Today was such a beautiful day I couldn't wait to take the kids to the park. A few hours of reading and peace for me, a few hours of running and screaming for them. I settled into the nook of a big shady tree and cracked open my book, occasionally peeking over its' pages to check on the kids.
For awhile, it was all perfectly normal. They ran and chased each other and dug into the wood chips under the play equipment. They made up games and spun tales with other kids.
And then I heard the dialogue in my head and realized that as far as I've come from my hermit-like tendencies on the outside, I'm still that shy kid who fears rejection. Even if it's not me that faces exclusion.

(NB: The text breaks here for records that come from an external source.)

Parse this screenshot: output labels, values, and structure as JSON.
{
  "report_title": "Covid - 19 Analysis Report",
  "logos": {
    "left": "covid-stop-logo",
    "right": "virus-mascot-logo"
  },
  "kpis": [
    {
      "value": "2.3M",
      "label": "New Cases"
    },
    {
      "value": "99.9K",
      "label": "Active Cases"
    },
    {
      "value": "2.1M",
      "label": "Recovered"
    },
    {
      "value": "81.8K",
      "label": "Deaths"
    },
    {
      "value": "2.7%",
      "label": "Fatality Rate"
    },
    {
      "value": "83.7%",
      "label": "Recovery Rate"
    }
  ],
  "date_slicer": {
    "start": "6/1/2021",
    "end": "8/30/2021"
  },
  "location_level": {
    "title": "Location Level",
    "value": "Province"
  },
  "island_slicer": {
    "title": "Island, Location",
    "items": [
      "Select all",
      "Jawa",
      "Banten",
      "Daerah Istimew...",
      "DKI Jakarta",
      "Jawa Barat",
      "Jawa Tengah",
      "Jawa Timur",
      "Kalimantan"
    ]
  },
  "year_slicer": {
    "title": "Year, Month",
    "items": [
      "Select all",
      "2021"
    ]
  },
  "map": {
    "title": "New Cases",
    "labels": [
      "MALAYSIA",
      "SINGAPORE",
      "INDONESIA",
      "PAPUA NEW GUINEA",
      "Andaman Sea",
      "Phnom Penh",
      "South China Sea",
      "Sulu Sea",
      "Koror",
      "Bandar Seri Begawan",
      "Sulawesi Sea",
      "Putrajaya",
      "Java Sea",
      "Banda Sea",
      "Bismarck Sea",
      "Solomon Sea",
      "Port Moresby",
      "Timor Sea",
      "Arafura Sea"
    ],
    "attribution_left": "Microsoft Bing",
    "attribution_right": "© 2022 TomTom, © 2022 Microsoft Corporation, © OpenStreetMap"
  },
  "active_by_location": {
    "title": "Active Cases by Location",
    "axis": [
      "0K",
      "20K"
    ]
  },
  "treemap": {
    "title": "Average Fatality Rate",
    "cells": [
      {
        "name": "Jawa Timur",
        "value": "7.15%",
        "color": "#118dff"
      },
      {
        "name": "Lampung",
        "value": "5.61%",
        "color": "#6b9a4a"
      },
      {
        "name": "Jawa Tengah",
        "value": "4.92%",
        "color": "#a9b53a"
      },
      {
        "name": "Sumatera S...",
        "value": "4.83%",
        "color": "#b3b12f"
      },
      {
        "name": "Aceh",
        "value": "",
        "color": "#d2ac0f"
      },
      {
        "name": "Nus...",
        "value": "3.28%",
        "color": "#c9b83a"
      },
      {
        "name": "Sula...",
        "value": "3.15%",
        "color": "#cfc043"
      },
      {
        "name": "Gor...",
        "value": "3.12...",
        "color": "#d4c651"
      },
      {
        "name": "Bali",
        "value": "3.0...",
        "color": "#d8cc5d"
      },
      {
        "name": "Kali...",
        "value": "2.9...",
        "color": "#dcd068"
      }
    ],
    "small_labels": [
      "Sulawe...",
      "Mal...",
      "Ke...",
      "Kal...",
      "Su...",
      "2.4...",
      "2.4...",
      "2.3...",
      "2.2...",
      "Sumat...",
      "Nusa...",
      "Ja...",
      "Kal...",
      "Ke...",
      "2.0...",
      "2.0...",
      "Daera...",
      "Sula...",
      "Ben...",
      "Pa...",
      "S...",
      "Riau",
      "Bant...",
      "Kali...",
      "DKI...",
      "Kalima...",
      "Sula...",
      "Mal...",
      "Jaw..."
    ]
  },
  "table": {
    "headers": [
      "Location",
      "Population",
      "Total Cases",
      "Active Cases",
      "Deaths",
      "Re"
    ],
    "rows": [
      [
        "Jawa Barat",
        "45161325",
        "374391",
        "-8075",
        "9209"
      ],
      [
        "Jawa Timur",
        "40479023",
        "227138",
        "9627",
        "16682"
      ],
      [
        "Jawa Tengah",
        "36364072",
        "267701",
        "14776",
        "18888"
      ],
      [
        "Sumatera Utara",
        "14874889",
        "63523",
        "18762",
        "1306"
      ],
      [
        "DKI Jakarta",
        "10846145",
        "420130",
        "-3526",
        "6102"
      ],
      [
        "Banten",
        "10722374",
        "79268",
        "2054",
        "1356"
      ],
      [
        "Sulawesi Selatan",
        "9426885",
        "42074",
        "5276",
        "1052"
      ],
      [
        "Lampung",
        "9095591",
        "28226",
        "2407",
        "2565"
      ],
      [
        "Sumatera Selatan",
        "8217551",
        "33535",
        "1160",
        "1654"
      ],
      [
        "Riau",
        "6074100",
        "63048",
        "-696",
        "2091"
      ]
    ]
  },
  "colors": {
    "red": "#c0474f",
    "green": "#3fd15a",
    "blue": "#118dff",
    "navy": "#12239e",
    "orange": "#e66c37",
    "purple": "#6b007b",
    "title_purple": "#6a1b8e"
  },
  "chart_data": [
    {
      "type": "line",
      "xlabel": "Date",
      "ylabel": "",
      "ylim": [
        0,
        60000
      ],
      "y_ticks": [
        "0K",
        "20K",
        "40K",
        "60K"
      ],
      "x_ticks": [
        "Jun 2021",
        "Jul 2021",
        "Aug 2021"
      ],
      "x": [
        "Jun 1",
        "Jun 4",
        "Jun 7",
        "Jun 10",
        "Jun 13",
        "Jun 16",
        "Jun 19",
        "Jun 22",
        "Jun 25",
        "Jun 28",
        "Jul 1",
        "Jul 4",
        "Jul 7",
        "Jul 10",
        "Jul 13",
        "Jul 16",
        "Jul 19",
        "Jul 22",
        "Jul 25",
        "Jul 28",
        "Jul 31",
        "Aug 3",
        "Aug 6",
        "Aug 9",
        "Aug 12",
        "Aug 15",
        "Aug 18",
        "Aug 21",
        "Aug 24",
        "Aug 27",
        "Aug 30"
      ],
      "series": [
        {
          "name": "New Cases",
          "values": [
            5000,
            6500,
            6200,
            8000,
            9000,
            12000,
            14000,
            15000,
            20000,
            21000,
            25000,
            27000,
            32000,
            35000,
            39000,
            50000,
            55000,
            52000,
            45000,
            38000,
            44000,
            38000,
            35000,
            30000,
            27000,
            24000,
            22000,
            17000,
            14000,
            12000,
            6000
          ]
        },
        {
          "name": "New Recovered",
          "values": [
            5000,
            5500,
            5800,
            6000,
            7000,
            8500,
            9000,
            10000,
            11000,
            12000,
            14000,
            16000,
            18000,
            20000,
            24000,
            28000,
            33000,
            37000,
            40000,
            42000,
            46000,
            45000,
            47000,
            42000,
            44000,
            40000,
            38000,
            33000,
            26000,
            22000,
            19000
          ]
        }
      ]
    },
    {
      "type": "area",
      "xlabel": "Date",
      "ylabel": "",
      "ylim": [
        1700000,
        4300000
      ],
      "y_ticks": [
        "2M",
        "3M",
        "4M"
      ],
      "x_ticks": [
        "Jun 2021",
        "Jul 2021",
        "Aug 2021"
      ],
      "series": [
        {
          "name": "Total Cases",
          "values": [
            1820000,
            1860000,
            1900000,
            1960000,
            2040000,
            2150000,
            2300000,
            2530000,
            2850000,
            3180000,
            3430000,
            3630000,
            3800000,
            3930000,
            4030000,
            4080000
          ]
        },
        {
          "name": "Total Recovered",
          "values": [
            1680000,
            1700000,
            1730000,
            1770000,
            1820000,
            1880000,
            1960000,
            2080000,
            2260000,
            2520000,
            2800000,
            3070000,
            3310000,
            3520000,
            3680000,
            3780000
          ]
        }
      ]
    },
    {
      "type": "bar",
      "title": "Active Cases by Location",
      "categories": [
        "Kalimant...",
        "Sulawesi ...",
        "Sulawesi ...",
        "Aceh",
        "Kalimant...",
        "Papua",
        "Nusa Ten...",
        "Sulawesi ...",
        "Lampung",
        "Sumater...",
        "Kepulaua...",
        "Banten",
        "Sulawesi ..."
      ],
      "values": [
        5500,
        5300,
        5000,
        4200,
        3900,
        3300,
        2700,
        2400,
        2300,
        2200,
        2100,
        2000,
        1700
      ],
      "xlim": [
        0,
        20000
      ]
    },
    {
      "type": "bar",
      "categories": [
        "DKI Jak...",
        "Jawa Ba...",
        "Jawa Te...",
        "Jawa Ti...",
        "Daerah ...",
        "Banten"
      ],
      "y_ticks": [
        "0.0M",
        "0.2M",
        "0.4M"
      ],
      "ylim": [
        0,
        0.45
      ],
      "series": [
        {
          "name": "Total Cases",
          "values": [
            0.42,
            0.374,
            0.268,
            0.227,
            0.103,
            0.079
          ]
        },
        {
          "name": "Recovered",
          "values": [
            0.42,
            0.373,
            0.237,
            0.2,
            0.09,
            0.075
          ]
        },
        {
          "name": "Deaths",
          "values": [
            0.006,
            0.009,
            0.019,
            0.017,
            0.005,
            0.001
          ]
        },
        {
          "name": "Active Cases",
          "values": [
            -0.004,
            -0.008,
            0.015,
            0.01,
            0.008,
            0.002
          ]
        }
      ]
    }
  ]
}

I watched my 2 year old approach some boys who seemed to about 4 or 5. They were playing in the wood chips and David just sat right beside them and began digging with them and talking to them. At first they just stared at him and I found myself silently pleading with them to like him, to include him, please, please like him. In a few minutes they were smiling at him and going along with whatever game he had invented.
I realize that I do that a lot.
With David and Breanna. Silently pleading with the other kids to please like them, please include them, please want to be their friend! It's always silent (thankfully!), I don't want to be that mom. But I wonder if they know anyway. I wonder if they see my desperation for them to have friends, lots of friends, the thing I never had but always wanted and I wonder what it says to them.
I know that not everyone they meet will include them, will claim them as one of theirs. I hope that my desperation won't hurt them more when they are rejected.
I wonder what it's like to watch your kids play and just be kids and not worry about whether or not they'll turn out like you. And fervently hope that they'll be a far better version.